Yesterday Steve Jobs talked about the new iPad and why its 10-inch screen is so much better than the 7-inch tablets being talked-up by a couple other companies. He said it looks better, it's easier for your fingers, etc. And he stated that the smaller screen is barely more than half the size of the larger one.

Let's talk about diagonal screen measurements (the bright magenta line) and why a small increase is really a big increase. In this case we really need a picture to save 1000 words of description, so here you go:

The first screen above at the left is the 3.5-inch screen of an iPhone. The second image is a (never-to-be-built-by-Apple) 7-inch tablet, and the third image shows the 9.7-inch iPad. The diagonal measures are shown below the images on the screens.

The 7-inch screen's diagonal measure is only 72% of the largest screen - meaning it's 28% smaller (100-72=28). It's just about 3/4 the size.

The iPhone's diagonal measure is only 36% of the largest screen - a bit more than 1/3 the size.

This bright picture shows you a comparison of the surface area on these three screens. Did you notice the yellow rectangles in the first image? I took those and duplicated them on this picture.

The smallest one is 13% of surface area of the largest one. The yellow tint on that small screen is 13% of the intensity of the largest screen (almost looks white, doesn't it?). It's only 1/7th the size of the large one.

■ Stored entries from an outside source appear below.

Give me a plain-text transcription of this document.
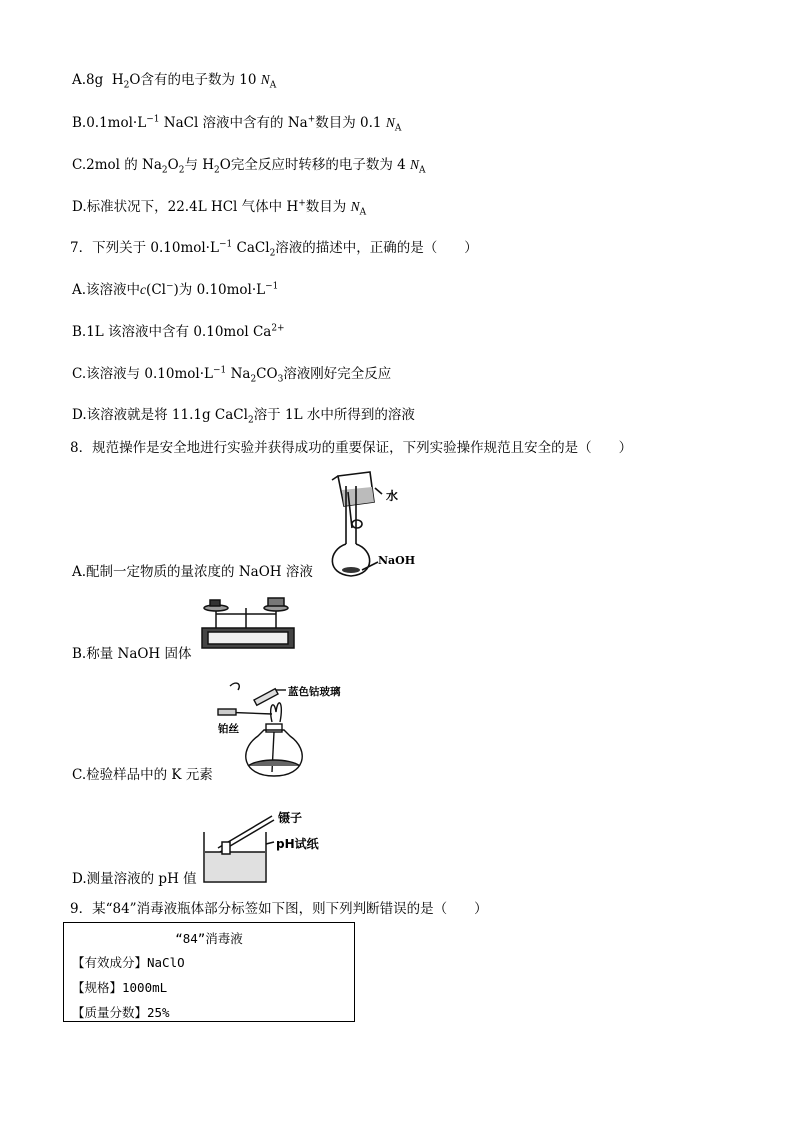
A.8g $H_2O$含有的电子数为 10 $N_A$
$B.0.1mol\cdot L^{-1}$ NaCl 溶液中含有的 Na+数目为 0.1 $N_A$
C.2mol 的 $Na_2O_2$与 $H_2O$完全反应时转移的电子数为 4 $N_A$
D.标准状况下，22.4L HCl 气体中 H+数目为 $N_A$
7．下列关于 $0.10mol\cdot L^{-1}$ CaCl$_2$溶液的描述中，正确的是（　　）
A.该溶液中c(Cl−)为 $0.10mol\cdot L^{-1}$
B.1L 该溶液中含有 0.10mol $Ca^{2+}$
C.该溶液与 $0.10mol\cdot L^{-1}$ $Na_2CO_3$溶液刚好完全反应
D.该溶液就是将 11.1g CaCl$_2$溶于 1L 水中所得到的溶液
8．规范操作是安全地进行实验并获得成功的重要保证，下列实验操作规范且安全的是（　　）
水
NaOH
A.配制一定物质的量浓度的 NaOH 溶液
B.称量 NaOH 固体
蓝色钴玻璃
铂丝
C.检验样品中的 K 元素
镊子
pH试纸
D.测量溶液的 pH 值
9．某“84”消毒液瓶体部分标签如下图，则下列判断错误的是（　　）
“84”消毒液
【有效成分】NaClO
【规格】1000mL
【质量分数】25%
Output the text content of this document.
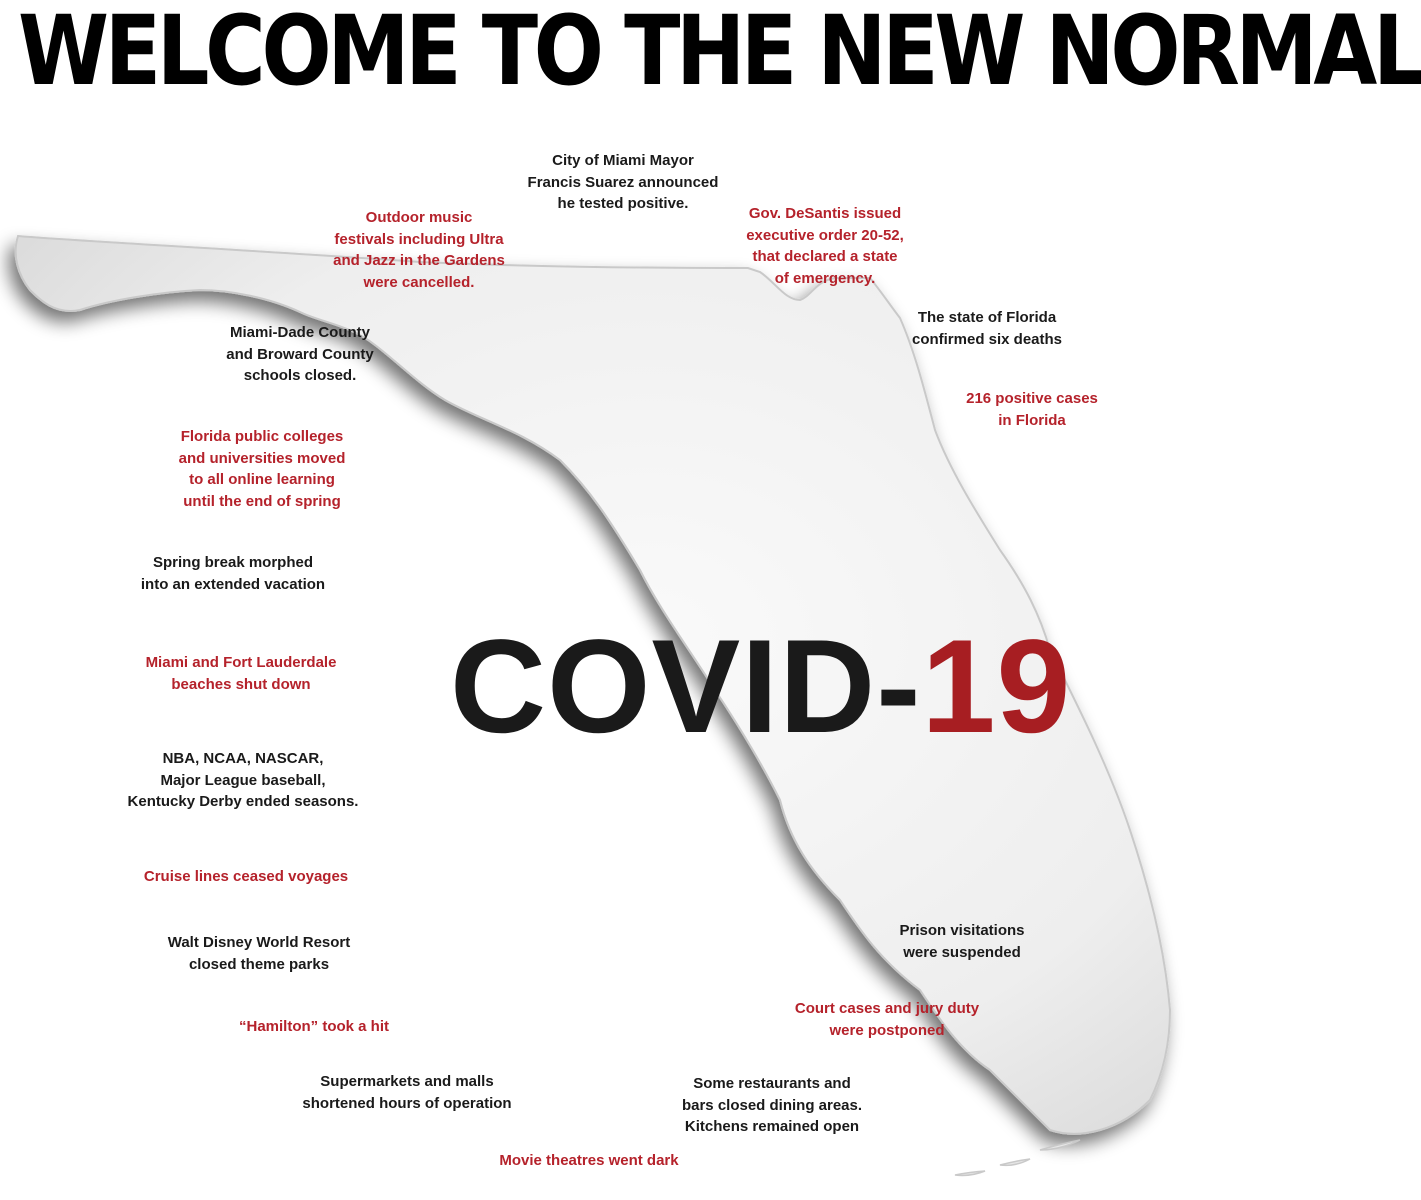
WELCOME TO THE NEW NORMAL
COVID-19
City of Miami Mayor
Francis Suarez announced
he tested positive.
Outdoor music
festivals including Ultra
and Jazz in the Gardens
were cancelled.
Gov. DeSantis issued
executive order 20-52,
that declared a state
of emergency.
Miami-Dade County
and Broward County
schools closed.
The state of Florida
confirmed six deaths
216 positive cases
in Florida
Florida public colleges
and universities moved
to all online learning
until the end of spring
Spring break morphed
into an extended vacation
Miami and Fort Lauderdale
beaches shut down
NBA, NCAA, NASCAR,
Major League baseball,
Kentucky Derby ended seasons.
Cruise lines ceased voyages
Walt Disney World Resort
closed theme parks
Prison visitations
were suspended
“Hamilton” took a hit
Court cases and jury duty
were postponed
Supermarkets and malls
shortened hours of operation
Some restaurants and
bars closed dining areas.
Kitchens remained open
Movie theatres went dark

The rectangle in the middle represents the area of our 7-inch screen, which is 54% of the surface area of the large screen and for good measure, it's 54% of the intensity of yellow. It's just over 1/2 the size of the large one! (Just like Steve said ... )

So the large screen's surface area is 100%, the intermediate one 54%, and the smallest 13%, while the diagonal measures are 100%, 72% and 36%? Are you thinking, How can that be?

Let me just say, If you are confused by how that same 7-inch middle screen can be 72% when measured diagonally, and 54% when measured by area, welcome to elementary school math!